En 2014, une fois diplôme de beaux-arts en poche, Magda a quitté la ville où elle a grandi et l'énorme élevage familial de dindes de Gałązki Wielkie, en Pologne, pour vivre de son art à Copenhague. Son travail, très rigoureux, nécessite d'effectuer une série d'étapes très méticuleuses pour parvenir au produit fini. Elle profite du fait que je suis en train de feuilleter son carnet de croquis pour me montrer le déroulement de son procédé créatif : d'abord un gribouillage, puis un vrai croquis, puis un modèle factice en plâtre et enfin, un prototype en argile.

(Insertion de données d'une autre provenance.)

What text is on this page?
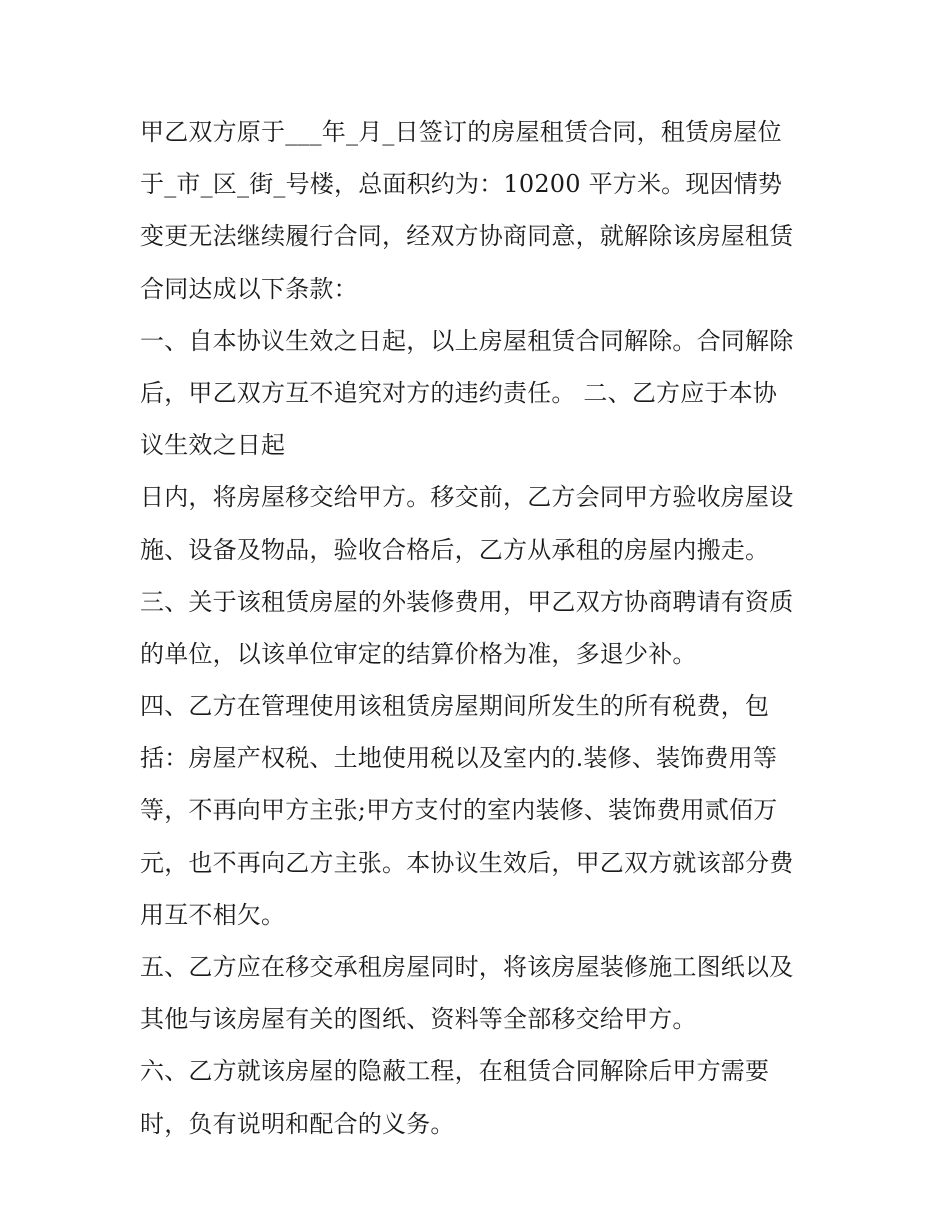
甲乙双方原于___年_月_日签订的房屋租赁合同，租赁房屋位
于_市_区_街_号楼，总面积约为：10200 平方米。现因情势
变更无法继续履行合同，经双方协商同意，就解除该房屋租赁
合同达成以下条款：
一、自本协议生效之日起，以上房屋租赁合同解除。合同解除
后，甲乙双方互不追究对方的违约责任。 二、乙方应于本协
议生效之日起
日内，将房屋移交给甲方。移交前，乙方会同甲方验收房屋设
施、设备及物品，验收合格后，乙方从承租的房屋内搬走。
三、关于该租赁房屋的外装修费用，甲乙双方协商聘请有资质
的单位，以该单位审定的结算价格为准，多退少补。
四、乙方在管理使用该租赁房屋期间所发生的所有税费，包
括：房屋产权税、土地使用税以及室内的.装修、装饰费用等
等，不再向甲方主张;甲方支付的室内装修、装饰费用贰佰万
元，也不再向乙方主张。本协议生效后，甲乙双方就该部分费
用互不相欠。
五、乙方应在移交承租房屋同时，将该房屋装修施工图纸以及
其他与该房屋有关的图纸、资料等全部移交给甲方。
六、乙方就该房屋的隐蔽工程，在租赁合同解除后甲方需要
时，负有说明和配合的义务。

On commence par cuire l'assiette à 1 000 °C pendant 8 heures. On la laisse ensuite reposer pendant un jour et une nuit, puis on la cuit à nouveau à 1 250 °C, 1 260 °C, pendant 9 heures et on la laisse reposer pendant un jour et une nuit à nouveau. Faire une assiette prend à peu près 7 jours, en travaillant non-stop. Magda m'explique qu'elle doit toujours compter 3 cm en plus sur toutes les pièces qu'elle crée car « la chaleur du four à poterie fait rétrécir l'argile ». Comme pour m'aider à visualiser la différence, elle me montre un modèle « avant le four » et un « après four ».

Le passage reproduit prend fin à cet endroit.